Rubber snapped a five-day winning run after a private survey showed that China’s manufacturing contracting at a faster-than-estimated pace this month, increasing concern that demand may slow in the largest user.
Rubber for delivery in December dropped as much as 0.7 percent to 254.4 yen a kilogram ($2,553 a metric ton) on the Tokyo Commodity Exchange and traded at 255 yen at 11:05 a.m. local time. Earlier, the price rose to 259.3 yen, the highest intraday price since July 19.
China’s manufacturing weakened further in July, signaling that the worst of the slowdown has yet to be reached, according to the survey of purchasing managers from HSBC Holdings Plc and Markit Economics. The preliminary reading of 47.7 compares with the 48.2 median estimate in a Bloomberg survey of 19 economists and 48.2 in June. Readings below 50 indicate contraction.
The lower-than-expected PMI data “prompted investors to sell rubber,” said Naohiro Niimura, a partner at research company Market Risk Advisory Co. in Tokyo. The commodity dropped in tandem with weaker equity markets, Niimura said.
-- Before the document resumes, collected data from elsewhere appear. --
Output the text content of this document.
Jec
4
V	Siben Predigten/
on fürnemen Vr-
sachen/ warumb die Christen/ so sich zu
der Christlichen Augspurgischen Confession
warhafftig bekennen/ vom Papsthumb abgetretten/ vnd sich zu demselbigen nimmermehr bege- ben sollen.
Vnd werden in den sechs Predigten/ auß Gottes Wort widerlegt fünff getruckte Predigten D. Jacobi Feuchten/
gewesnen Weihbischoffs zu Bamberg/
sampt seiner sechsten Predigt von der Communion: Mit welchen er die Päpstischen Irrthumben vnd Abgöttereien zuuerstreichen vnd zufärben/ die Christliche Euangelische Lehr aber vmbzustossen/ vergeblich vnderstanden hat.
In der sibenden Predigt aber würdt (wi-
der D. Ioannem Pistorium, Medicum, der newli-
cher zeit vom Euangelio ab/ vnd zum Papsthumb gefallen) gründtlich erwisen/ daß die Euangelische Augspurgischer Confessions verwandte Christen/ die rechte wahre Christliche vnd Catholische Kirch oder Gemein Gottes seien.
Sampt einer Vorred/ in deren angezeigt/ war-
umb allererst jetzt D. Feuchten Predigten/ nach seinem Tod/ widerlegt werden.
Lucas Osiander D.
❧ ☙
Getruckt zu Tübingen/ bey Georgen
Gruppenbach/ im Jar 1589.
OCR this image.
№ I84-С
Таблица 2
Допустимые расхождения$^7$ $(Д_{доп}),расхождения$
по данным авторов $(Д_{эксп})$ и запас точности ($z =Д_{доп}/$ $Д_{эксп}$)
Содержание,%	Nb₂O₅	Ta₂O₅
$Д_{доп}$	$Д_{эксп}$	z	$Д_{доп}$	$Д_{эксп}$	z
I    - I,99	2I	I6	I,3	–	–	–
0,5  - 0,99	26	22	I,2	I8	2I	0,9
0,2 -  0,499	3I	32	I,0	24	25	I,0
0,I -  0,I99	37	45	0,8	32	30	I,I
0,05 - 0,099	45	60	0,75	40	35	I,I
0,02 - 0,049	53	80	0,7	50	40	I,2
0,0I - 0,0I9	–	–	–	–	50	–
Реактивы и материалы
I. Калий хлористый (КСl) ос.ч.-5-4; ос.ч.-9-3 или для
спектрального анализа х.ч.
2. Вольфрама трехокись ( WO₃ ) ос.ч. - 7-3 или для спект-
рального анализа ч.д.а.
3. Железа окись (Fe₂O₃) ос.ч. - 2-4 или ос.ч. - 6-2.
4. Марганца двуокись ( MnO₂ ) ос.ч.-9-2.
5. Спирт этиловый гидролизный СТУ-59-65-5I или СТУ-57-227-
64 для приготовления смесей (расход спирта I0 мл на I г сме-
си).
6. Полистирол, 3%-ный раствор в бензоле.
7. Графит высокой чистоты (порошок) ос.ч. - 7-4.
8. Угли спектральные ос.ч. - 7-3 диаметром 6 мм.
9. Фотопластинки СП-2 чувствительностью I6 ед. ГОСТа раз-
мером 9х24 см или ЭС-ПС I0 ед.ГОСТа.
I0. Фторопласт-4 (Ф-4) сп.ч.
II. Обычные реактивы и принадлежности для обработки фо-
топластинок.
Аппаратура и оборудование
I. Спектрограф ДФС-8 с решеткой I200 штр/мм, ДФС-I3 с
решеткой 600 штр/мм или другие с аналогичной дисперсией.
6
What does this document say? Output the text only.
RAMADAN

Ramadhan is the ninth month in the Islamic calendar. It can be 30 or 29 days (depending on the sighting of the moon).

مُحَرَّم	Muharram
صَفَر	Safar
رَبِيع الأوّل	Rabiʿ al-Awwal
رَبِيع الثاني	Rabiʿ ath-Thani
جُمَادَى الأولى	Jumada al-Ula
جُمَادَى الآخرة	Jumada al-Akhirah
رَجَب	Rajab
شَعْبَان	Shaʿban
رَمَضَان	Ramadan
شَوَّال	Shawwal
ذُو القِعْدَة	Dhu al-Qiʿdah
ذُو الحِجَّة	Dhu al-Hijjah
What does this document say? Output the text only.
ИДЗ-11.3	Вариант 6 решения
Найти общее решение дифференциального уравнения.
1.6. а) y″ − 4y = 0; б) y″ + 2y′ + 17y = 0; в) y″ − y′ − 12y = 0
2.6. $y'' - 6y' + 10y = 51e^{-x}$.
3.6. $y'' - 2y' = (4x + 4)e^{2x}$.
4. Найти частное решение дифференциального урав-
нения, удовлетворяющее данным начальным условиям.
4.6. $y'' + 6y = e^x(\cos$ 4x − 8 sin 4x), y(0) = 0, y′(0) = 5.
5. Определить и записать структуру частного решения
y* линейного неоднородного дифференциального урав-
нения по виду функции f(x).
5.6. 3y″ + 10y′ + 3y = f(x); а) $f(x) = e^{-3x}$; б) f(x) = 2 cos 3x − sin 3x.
Rubber for January delivery fell as much as 0.4 percent to 18,300 ($2,983) a metric ton on the Shanghai Futures Exchange, and traded at 18,345 yuan. Earlier, the price gained 0.7 percent to reach 18,515 yuan.
Thai rubber free-on-board gained 0.6 percent to 79.35 baht ($2.57) a kilogram on July 19, according to Rubber Research Institute of Thailand. Thai financial and commodity markets were closed July 22-23 for a holiday.